El Maestro Napoleón, Director de la Nacional de Maestros nos recibió con esa mirada que daba tanta paz, pero ahora tenía una gran tristeza… -¿Están bien muchachos? ¿Y esa sangre? ¿De qué grupo son? ¿De qué escuela son? ¿Quién quiere llamar a su casa? 

Preguntas que no se si contesté. ¿En dónde vives? ¿Cómo te vas a tu casa regularmente? -Vengan ustedes, se van a ir con la maestra en su carro. No hablen. No hagan ruido. Bajamos los cuatro, no recuerdo quienes eran, pero si su uniforme. Mi blusa traía una manchita de sangre recuerdo qué pensé: ¿de quién será?

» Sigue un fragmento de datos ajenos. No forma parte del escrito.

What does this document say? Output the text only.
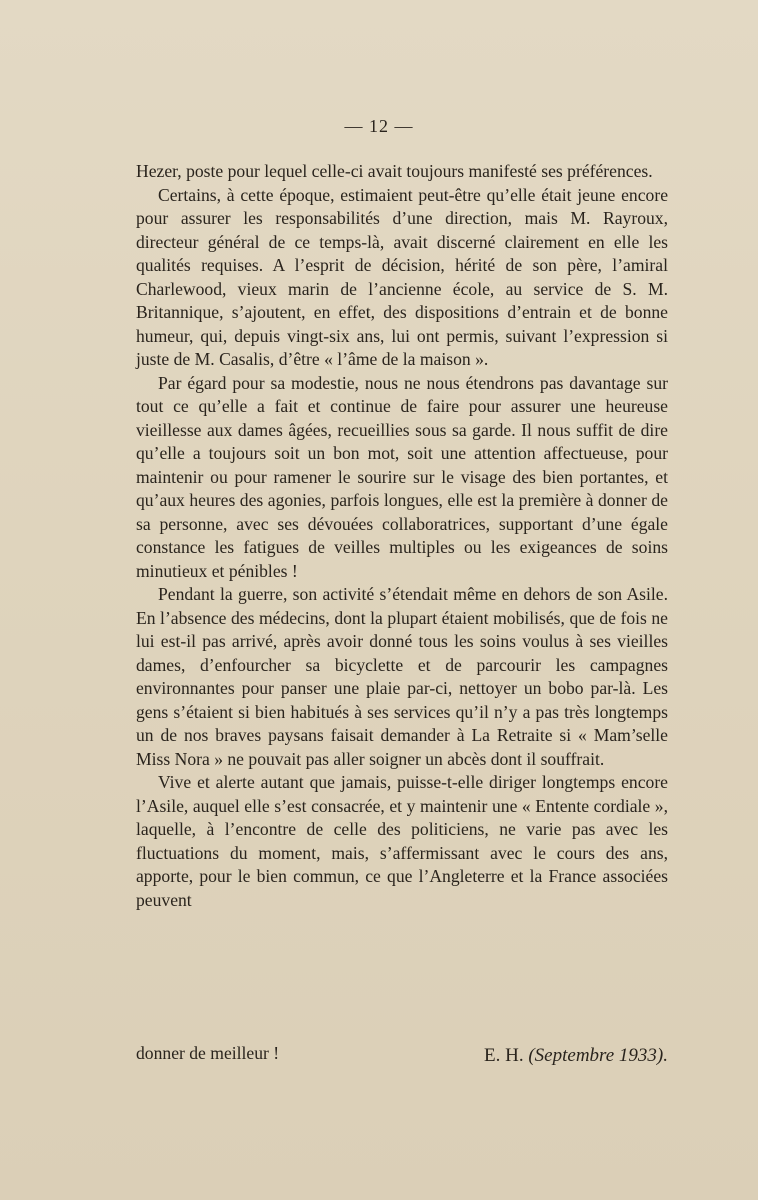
— 12 —

Hezer, poste pour lequel celle-ci avait toujours manifesté ses préférences.

Certains, à cette époque, estimaient peut-être qu’elle était jeune encore pour assurer les responsabilités d’une direction, mais M. Rayroux, directeur général de ce temps-là, avait discerné clairement en elle les qualités requises. A l’esprit de décision, hérité de son père, l’amiral Charlewood, vieux marin de l’ancienne école, au service de S. M. Britannique, s’ajoutent, en effet, des dispositions d’entrain et de bonne humeur, qui, depuis vingt-six ans, lui ont permis, suivant l’expression si juste de M. Casalis, d’être « l’âme de la maison ».

Par égard pour sa modestie, nous ne nous étendrons pas davantage sur tout ce qu’elle a fait et continue de faire pour assurer une heureuse vieillesse aux dames âgées, recueillies sous sa garde. Il nous suffit de dire qu’elle a toujours soit un bon mot, soit une attention affectueuse, pour maintenir ou pour ramener le sourire sur le visage des bien portantes, et qu’aux heures des agonies, parfois longues, elle est la première à donner de sa personne, avec ses dévouées collaboratrices, supportant d’une égale constance les fatigues de veilles multiples ou les exigeances de soins minutieux et pénibles !

Pendant la guerre, son activité s’étendait même en dehors de son Asile. En l’absence des médecins, dont la plupart étaient mobilisés, que de fois ne lui est-il pas arrivé, après avoir donné tous les soins voulus à ses vieilles dames, d’enfourcher sa bicyclette et de parcourir les campagnes environnantes pour panser une plaie par-ci, nettoyer un bobo par-là. Les gens s’étaient si bien habitués à ses services qu’il n’y a pas très longtemps un de nos braves paysans faisait demander à La Retraite si « Mam’selle Miss Nora » ne pouvait pas aller soigner un abcès dont il souffrait.

Vive et alerte autant que jamais, puisse-t-elle diriger longtemps encore l’Asile, auquel elle s’est consacrée, et y maintenir une « Entente cordiale », laquelle, à l’encontre de celle des politiciens, ne varie pas avec les fluctuations du moment, mais, s’affermissant avec le cours des ans, apporte, pour le bien commun, ce que l’Angleterre et la France associées peuvent

donner de meilleur !	E. H. (Septembre 1933).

La tuve que haber recogido del suelo…

El carro, se encontraba exactamente a la salida del edificio, frente a la base de la Torre. Los bomberos lavaban a manguerazos la sangre de los estudiantes… El gran chorro hacía un ruido que obligó a la maestra a hablar fuerte. Acomódense en el asiento de atrás y escóndanse. Tú vente acá adelante -dijo a una muchacha- y agáchate lo más que puedas…. Arrancó el carro y salió despacio. Muy muy despacio…

Sentí más que ver que ya íbamos en la calzada… Algunos minutos después, la maestra detuvo el carro y nos dijo: – Es Popotla, ¿todos se van en el metro verdad? Métanse al metro aquí los veo. Juro que escuché que se le quebraba la voz. Tal vez contesté, tal vez dije gracias, tal vez solo lo pensé. 

Entramos al metro… Eran las 9.48. Llevaba mi morral, que nunca solté. Todos abordamos el metro hacia la misma dirección, pero ninguno nos dirigimos ni siquiera una mirada. Ninguno lloraba… Recordé cómo un flechazo la imagen del chico de la Explanada y miré la pequeña mancha de sangre de mi blusa. El frío del pasamanos me recordó que yo estaba viva. 

Bajé en Pino Suarez y trasbordé hacia Balbuena. Cuando salí del andén vi a mi padre desencajado… asustado… triste… también vi a mi hermano mayor lloroso y angustiado. Mi padre sólo me dijo: -¿Para qué fuiste a la escuela?

Al llegar a casa, mi madre me abrazó llorando. Tejía una chambrita para el bebé. Han pasado cincuenta años y lo recuerdo como si hubiera sido hoy. Todavía no sé porque no lloré…

Hasta aquí el relato de una sobreviviente y… 10 de junio… ¿se olvida?